Ad onor del vero il vuoto politico della partecipazione dei cittadini alle scelte è un vuoto endemico che traversa tutti i partiti a prescindere che siano (o facciano finta) di essere di destra o di sinistra.

Per quanto riguarda il “flop”, a Perugia, del servizio di “bike sharing” che si voleva dare alla città, lo sbaglio inizia già dagli anni 2014, con l’allora Giunta Boccali che, in previsione del rinnovo del Consiglio e del Sindaco, aveva inteso di farci una “remunerante” campagna elettorale: cosa riuscita molto male visti i risultati ottenuti!

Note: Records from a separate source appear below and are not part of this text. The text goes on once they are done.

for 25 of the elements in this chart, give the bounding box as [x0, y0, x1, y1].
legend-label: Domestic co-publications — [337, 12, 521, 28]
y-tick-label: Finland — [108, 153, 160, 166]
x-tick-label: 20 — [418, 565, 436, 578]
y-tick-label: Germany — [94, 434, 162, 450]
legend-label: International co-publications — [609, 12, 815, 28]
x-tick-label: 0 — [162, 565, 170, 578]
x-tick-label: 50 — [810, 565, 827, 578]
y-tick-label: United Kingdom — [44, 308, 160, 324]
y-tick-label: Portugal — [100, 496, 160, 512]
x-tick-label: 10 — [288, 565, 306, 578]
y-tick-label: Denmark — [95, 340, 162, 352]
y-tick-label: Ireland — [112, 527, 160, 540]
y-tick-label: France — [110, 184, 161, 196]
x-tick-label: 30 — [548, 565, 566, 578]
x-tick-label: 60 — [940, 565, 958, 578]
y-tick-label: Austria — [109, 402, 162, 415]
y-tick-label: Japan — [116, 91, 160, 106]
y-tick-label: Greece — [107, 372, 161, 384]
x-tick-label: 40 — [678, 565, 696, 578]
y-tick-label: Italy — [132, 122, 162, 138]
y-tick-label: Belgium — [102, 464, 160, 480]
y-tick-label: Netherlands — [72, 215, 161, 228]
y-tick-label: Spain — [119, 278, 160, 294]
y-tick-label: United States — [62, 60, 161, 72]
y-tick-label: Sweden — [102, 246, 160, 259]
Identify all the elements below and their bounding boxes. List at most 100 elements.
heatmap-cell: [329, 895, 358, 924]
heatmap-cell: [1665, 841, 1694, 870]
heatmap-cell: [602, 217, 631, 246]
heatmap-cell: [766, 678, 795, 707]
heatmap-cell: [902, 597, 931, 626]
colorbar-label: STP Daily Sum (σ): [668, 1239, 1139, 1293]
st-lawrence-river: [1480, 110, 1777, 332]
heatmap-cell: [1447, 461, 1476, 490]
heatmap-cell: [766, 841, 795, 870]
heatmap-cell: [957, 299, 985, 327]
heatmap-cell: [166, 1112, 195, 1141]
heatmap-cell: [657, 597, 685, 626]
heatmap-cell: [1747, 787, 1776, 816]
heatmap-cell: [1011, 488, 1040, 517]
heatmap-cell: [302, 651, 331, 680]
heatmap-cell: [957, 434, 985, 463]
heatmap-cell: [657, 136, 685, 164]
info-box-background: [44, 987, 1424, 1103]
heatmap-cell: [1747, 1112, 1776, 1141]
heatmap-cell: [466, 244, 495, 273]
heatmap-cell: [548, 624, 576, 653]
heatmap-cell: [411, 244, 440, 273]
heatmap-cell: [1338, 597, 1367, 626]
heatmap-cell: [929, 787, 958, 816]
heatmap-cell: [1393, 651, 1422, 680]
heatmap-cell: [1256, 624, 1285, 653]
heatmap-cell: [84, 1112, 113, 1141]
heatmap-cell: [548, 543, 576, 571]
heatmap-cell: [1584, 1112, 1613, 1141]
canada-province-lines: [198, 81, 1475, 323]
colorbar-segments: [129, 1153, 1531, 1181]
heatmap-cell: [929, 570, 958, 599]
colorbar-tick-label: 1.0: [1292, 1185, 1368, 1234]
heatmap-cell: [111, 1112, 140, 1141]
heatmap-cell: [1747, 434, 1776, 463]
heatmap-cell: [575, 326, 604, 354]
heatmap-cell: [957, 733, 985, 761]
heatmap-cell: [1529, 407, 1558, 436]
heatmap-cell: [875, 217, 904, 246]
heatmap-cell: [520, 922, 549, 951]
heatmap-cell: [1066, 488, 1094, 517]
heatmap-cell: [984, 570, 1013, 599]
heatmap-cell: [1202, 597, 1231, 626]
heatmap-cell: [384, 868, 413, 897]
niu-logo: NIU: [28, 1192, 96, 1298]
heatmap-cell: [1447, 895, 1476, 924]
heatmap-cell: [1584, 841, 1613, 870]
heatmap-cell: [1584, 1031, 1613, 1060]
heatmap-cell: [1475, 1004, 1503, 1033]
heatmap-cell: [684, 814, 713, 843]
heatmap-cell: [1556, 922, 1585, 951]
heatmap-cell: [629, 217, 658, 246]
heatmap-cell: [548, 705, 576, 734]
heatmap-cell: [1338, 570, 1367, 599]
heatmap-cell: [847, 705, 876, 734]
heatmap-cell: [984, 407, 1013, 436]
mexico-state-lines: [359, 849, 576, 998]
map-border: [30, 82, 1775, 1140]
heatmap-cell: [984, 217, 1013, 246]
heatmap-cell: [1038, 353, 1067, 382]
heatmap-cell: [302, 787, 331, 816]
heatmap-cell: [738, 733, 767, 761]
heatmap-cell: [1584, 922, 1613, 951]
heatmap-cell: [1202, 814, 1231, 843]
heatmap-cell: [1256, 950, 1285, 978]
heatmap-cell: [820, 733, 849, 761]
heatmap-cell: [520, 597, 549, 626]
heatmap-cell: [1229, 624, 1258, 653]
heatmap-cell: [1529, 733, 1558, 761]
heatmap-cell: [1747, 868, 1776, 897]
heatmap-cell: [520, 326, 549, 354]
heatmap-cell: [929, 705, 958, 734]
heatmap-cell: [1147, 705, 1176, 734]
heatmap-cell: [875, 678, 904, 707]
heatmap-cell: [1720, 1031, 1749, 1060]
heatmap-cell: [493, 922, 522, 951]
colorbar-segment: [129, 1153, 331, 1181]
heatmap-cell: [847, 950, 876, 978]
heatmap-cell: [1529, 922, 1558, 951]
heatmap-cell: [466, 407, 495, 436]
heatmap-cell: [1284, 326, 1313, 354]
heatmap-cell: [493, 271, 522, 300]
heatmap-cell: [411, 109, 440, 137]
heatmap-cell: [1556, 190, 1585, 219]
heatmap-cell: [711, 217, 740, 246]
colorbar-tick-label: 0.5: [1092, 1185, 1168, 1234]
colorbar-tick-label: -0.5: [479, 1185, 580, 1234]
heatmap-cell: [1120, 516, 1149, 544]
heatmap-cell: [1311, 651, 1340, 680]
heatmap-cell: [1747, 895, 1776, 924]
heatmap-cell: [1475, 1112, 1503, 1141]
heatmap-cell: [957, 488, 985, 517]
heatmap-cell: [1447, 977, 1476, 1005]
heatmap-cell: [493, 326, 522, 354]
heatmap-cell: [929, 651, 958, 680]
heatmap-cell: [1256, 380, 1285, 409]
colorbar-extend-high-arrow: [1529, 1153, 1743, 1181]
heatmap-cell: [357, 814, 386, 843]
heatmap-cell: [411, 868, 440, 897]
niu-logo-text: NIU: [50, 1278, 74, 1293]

Ma la storia passata è passata e l’importante è imparare dagli sbagli fatti! Cosa che non è stato fatto e presa in considerazione dall’attuale Giunta in carica che e ritorniamo al fatto della endemica non partecipazione dei cittadini alle sciente da fare, ha perseverato nello stesso errore o, quantomeno, proposto il servizio senza una adeguata indagine su come e se doveva essere messo in atto questo servizio.

Ora, nelle camere del potere comunale, si parla di rivedere il progetto, ridimensionandolo prima di proseguire nel darlo, per le reali esigenze della cittadinanza.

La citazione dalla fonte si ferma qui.